Lauber, Christiane - Justus-Liebig-Universität Gießen (2015)


Der Weißfäulepilz Pleurotus sapidus (PSA) sekretiert zahlreiche Enzyme, darunter ligninolytische Redoxenzyme und Hydrolasen. Im Rahmen dieser Arbeit wurden die codierenden DNA-Sequenzen einer Arylalkoholoxidase (AAO), einer Peroxidase vom DyP-Typ (DyP) und einer GDS(L)-Lipase aus dem Sekretom von PSA mit Hilfe von cDNA-Bibliotheken kloniert und sequenziert.

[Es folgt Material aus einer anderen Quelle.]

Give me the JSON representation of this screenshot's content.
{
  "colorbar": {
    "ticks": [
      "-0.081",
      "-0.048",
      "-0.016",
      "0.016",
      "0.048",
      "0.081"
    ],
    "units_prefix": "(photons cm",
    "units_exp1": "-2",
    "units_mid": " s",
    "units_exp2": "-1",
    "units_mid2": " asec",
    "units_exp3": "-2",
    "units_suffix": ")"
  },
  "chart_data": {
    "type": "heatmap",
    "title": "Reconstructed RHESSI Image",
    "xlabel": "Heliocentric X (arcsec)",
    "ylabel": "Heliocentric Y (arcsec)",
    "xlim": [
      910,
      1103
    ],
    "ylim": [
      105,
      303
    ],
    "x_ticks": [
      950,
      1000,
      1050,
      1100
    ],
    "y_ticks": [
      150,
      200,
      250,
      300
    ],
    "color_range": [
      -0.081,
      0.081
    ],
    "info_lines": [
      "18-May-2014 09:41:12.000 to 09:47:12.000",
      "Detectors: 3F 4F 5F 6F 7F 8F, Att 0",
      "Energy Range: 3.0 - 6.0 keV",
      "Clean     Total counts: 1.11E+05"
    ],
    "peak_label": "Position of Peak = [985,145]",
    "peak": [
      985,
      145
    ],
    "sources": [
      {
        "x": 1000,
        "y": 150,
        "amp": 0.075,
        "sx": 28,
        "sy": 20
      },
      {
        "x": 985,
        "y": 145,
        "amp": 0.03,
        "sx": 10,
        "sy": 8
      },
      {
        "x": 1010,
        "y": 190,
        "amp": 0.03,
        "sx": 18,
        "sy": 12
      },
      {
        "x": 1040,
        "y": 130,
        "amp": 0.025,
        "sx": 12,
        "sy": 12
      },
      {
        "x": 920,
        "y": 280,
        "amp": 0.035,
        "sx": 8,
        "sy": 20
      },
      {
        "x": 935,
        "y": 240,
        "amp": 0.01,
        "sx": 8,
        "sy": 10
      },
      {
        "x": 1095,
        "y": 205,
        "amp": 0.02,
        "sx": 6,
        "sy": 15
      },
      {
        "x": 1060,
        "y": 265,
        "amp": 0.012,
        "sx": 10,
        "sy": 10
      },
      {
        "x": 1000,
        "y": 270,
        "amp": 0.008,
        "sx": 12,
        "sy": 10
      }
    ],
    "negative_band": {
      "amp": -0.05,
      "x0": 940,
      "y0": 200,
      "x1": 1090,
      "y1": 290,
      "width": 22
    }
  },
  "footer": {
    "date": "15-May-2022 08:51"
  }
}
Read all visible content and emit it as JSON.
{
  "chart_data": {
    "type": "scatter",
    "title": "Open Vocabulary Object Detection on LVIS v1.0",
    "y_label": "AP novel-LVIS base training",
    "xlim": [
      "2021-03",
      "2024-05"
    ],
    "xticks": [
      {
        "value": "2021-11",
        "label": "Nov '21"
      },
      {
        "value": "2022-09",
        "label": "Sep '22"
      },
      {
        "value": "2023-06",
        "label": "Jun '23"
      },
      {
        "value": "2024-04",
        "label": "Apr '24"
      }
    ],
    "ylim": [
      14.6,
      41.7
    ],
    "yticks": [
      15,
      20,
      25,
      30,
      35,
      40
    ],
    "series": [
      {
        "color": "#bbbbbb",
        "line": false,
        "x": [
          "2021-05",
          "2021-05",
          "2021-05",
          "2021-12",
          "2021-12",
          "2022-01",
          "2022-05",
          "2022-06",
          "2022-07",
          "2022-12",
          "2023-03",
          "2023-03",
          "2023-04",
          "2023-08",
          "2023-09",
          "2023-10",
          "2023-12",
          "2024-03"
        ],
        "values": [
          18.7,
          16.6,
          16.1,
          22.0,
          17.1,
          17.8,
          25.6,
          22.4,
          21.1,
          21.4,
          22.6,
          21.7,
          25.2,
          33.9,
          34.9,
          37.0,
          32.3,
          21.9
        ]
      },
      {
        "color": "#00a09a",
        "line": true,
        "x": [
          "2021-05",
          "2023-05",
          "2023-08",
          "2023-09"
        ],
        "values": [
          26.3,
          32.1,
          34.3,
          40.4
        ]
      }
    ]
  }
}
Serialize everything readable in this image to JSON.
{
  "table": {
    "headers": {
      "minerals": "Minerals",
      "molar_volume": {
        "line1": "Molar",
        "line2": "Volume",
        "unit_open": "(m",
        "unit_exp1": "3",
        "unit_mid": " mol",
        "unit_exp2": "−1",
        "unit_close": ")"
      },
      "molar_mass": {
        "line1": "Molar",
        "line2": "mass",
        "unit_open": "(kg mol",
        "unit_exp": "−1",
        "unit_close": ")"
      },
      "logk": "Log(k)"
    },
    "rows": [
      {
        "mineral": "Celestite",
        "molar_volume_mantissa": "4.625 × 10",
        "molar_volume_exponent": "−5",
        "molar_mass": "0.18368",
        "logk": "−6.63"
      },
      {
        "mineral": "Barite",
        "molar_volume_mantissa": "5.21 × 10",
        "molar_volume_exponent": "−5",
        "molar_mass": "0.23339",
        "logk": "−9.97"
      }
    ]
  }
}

Die Arylalkoholoxidase wurde heterolog in E. coli exprimiert. Da das Enzym hauptsächlich in inclusion bodies abgelagert wurde, wurden mehrere Strategien angewandt, um aktives Enzym direkt in löslicher Form oder durch Rückfaltung aus den inclusion bodies zu gewinnen. Die Fusion mit dem löslichkeitsfördernden Maltose-Bindeprotein führte bei der Expression zu geringen Mengen löslichem, aber dennoch inaktivem Protein. Durch die Koexpression der Arylalkoholoxidase mit Chaperonen bei niedrigen Temperaturen wurden geringe Mengen des Proteins funktionell produziert. Mit den untersuchten Expressionssystemen wurden keine ausreichenden Mengen lösliche, aktive AAO gewonnen. Daher wurde das Enzym schließlich aus inclusion bodies durch Denaturierung gewonnen und mittels Affinitätschromatographie gereinigt. Das solubilisierte Enzym wurde in vitro durch blitzartige Verdünnung (flash dilution) in Rückfaltungspuffer renaturiert. Dabei wurden Aktivitätsausbeuten von ~190 U L-1 erzielt. Die rückgefaltete, gereinigte AAO (AAO*) wurde biochemisch charakterisiert sowie pH- und Temperatur-Optima bestimmt. Daneben wurden die kinetischen Parameter (Km und kcat) sowie die katalytische Effizienz (kcat/Km) für verschiedene Substrate (Benzyl-, p-Anis-, Veratryl- und Zimtalkohol) bestimmt.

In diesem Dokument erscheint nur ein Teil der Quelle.